Real-estate investor Jona Rechnitz used his connections to siphon $655,000 over the past two years from the City Council to fund a law-enforcement sensitivity seminar at the Simon Wiesenthal Center’s Museum of Tolerance, a source familiar with Rechnitz said.
“Rechnitz was able to secure funding from the council for a program he had an affinity for, based on his status as a heavy political contributor,” the source said.
The Wiesenthal Center established a program in 2004 to teach cops to be more tolerant to religious and cultural minorities.
A museum spokesman called the seminar “universally acclaimed and respected” and said it trained 13,555 officers over the years.
The spokesman said Rechnitz has been a benefactor and volunteer at the Midtown museum since 2012.
The Upper West Side macher gave the museum thousands of dollars in 2014 after winning $25,000 on a $500 Super Bowl prop bet.

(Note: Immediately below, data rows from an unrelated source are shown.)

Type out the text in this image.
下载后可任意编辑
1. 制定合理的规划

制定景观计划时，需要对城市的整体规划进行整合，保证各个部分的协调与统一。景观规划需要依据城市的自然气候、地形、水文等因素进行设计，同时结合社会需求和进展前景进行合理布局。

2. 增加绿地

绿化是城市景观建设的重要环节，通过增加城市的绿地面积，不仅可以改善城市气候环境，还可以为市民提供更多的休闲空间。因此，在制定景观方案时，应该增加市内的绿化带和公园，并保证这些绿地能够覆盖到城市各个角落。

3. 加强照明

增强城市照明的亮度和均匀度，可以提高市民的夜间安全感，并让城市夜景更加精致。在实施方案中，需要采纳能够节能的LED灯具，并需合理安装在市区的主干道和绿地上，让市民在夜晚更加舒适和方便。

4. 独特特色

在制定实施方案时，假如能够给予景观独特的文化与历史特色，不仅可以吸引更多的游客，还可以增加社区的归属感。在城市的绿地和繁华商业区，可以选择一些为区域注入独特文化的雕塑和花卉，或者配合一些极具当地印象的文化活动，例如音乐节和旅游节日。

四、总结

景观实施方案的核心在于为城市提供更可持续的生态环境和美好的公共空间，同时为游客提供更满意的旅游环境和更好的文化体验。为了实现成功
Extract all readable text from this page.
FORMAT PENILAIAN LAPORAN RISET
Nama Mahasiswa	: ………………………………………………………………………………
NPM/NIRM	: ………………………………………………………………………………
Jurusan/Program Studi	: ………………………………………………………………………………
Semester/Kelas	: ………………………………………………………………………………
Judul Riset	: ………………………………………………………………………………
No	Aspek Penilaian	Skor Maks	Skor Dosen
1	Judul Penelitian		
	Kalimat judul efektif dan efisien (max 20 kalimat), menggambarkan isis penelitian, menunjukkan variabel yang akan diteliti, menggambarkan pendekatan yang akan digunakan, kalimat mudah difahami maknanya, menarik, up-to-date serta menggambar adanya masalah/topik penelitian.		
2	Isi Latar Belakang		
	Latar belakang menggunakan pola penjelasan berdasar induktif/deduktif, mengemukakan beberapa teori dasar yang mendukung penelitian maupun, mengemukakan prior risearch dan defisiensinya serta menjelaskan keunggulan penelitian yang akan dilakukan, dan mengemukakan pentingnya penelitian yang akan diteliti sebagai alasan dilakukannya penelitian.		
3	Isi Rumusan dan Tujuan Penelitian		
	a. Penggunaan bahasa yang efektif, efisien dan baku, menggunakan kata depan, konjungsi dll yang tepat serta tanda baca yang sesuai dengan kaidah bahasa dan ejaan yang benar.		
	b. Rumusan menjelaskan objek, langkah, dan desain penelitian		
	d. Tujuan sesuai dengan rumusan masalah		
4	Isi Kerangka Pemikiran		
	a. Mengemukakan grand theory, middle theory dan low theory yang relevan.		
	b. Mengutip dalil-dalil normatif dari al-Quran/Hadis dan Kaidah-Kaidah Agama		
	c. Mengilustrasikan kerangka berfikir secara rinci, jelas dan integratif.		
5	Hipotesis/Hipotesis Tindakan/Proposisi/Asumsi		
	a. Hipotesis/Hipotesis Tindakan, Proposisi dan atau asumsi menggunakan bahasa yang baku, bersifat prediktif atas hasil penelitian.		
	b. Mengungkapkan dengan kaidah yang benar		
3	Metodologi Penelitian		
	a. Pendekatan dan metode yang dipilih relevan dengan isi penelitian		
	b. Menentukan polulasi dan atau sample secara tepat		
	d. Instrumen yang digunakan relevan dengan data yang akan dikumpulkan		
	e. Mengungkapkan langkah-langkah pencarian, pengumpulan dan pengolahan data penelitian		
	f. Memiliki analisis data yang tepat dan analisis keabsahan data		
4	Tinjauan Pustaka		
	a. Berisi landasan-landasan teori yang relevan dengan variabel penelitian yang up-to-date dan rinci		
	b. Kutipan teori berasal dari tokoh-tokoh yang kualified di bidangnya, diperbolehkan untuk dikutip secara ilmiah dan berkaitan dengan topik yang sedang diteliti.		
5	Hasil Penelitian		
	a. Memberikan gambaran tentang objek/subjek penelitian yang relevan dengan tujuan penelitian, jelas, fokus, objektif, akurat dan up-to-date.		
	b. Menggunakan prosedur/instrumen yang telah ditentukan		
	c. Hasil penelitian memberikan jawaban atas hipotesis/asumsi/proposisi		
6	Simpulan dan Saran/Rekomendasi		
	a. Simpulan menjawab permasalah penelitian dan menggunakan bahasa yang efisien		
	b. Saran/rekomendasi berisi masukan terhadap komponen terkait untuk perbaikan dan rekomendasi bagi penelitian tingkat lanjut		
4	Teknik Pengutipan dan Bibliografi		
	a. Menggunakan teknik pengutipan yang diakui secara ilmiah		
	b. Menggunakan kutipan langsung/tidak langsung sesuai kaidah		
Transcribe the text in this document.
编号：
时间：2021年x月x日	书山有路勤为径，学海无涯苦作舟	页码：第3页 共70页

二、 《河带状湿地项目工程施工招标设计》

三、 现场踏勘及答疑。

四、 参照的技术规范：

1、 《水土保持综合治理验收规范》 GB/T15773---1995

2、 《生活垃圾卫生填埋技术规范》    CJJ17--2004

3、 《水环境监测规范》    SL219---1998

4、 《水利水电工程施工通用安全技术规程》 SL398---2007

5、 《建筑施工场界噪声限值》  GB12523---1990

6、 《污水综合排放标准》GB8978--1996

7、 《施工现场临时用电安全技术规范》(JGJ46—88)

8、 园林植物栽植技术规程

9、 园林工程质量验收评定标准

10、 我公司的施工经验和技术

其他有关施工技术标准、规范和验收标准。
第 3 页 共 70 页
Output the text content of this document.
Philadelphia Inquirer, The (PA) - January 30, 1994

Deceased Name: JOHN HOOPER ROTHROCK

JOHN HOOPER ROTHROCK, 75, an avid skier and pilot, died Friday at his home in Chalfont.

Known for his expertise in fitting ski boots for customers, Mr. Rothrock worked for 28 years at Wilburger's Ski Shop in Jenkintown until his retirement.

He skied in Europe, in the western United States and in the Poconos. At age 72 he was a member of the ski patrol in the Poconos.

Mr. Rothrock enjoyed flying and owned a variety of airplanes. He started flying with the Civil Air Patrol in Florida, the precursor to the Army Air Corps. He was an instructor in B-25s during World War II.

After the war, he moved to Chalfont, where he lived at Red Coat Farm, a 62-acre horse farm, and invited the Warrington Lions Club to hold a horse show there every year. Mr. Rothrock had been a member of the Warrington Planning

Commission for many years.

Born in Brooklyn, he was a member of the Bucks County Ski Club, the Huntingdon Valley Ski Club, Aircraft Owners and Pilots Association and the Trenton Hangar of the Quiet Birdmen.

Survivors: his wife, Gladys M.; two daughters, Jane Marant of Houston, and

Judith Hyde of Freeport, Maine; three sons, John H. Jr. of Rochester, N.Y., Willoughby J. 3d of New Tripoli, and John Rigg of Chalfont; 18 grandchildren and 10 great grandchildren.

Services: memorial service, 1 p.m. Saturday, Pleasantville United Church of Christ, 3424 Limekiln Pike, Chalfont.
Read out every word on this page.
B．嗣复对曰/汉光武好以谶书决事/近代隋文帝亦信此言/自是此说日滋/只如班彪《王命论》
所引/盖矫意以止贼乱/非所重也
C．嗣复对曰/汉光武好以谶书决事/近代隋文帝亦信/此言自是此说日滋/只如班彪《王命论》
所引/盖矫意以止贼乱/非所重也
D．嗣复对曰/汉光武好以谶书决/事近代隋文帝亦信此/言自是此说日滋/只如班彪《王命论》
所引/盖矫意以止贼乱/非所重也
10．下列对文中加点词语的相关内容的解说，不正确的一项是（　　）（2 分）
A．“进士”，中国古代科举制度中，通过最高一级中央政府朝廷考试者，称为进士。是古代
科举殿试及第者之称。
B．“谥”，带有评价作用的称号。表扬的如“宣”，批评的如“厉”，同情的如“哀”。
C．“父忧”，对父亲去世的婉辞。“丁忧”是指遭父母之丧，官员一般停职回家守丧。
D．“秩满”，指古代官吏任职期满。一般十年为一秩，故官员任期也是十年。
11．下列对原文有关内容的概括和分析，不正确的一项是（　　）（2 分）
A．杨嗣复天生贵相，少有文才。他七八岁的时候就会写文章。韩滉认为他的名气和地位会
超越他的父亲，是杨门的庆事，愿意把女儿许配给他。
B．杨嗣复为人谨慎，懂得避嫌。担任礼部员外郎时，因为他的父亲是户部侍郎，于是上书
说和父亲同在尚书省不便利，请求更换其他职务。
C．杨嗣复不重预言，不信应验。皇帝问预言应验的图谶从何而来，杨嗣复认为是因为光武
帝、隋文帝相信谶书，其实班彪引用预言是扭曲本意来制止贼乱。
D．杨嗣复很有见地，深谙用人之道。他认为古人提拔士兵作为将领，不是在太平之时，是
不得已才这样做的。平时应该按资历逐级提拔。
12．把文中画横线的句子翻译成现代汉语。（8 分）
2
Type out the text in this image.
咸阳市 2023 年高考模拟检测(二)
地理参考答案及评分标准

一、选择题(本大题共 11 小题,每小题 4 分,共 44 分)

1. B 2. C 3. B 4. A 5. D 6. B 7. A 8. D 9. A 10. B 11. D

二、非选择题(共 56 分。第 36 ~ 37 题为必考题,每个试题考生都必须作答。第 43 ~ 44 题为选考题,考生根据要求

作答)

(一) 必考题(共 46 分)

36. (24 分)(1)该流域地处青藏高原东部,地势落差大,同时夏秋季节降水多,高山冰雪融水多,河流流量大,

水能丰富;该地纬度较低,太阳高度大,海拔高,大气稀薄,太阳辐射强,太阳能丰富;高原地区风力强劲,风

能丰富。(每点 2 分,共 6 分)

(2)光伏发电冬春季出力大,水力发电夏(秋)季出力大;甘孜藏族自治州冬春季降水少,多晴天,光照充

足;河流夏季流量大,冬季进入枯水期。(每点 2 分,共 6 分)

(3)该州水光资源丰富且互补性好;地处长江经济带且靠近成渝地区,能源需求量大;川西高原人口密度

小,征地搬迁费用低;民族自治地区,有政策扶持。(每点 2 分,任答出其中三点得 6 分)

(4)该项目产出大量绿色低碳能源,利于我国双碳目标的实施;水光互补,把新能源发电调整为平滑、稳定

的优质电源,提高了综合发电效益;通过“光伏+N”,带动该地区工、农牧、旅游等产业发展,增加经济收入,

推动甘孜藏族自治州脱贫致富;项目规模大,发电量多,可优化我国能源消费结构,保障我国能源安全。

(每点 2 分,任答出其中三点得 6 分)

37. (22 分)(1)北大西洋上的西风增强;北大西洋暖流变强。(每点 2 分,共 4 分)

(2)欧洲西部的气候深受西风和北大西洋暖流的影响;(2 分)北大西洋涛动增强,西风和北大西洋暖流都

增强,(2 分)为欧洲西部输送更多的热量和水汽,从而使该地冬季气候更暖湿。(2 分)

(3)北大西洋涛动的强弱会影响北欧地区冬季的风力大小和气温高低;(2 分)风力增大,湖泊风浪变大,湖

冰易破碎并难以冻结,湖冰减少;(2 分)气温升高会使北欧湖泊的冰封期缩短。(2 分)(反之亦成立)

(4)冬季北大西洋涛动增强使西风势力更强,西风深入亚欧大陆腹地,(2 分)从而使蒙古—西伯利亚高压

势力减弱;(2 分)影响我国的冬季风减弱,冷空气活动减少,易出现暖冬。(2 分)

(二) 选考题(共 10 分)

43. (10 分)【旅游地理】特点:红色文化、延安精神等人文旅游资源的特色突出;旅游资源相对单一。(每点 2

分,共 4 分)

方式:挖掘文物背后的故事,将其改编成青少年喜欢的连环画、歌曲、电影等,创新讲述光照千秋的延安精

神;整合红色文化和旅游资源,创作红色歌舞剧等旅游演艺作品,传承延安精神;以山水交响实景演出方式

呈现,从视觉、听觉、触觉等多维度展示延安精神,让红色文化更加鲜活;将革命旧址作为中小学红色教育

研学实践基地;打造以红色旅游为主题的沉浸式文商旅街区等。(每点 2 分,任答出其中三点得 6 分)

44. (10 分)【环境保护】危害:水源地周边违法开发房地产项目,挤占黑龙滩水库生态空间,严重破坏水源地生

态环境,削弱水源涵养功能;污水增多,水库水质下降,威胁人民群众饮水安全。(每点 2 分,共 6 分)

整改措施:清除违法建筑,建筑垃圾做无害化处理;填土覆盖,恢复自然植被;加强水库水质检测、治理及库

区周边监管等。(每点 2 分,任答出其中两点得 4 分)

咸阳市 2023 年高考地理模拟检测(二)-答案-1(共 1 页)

But Rechnitz’s primary role was recruiting scores of high-ranking cops and corrections officers to attend the center’s sensitivity-training program, called “Perspectives in Profiling.”
“Jona helped introduce us to people at Corrections and the Police Department,” the museum source said. “He helped bring people to events and helped raise money for [the museum].”
Two attendees included correction-union president Norman Seabrook and then-NYPD Chief of Department Philip Banks, sources said.
The top cops are under federal investigation for receiving gifts and travel fees from Rechnitz.
Rechnitz allegedly funded several other jaunts for top brass to the Super Bowl, China, London, Brazil and Rome and golfing trips to the Dominican Republic.
He also bundled $41,650 for de Blasio’s 2013 campaign and wrote $50,000 in checks to the Campaign for One New York, a nonprofit promoting the mayor’s agenda, state campaign-finance records show.
But Rechnitz needed help getting the City Council to fund his pet project, so he turned to the museum’s director, Rabbi Steven Burg, and its politically connected lobbyist then, Michael Cohen, a source said.
“Cohen arranged for tours of the Wiesenthal Center for different lawmakers and arranged for funding as well,” the source said. “He introduced Rechnitz to other elected officials.”
Burg declined comment. Cohen, hired as the museum’s director in October, did not return a call seeking comment.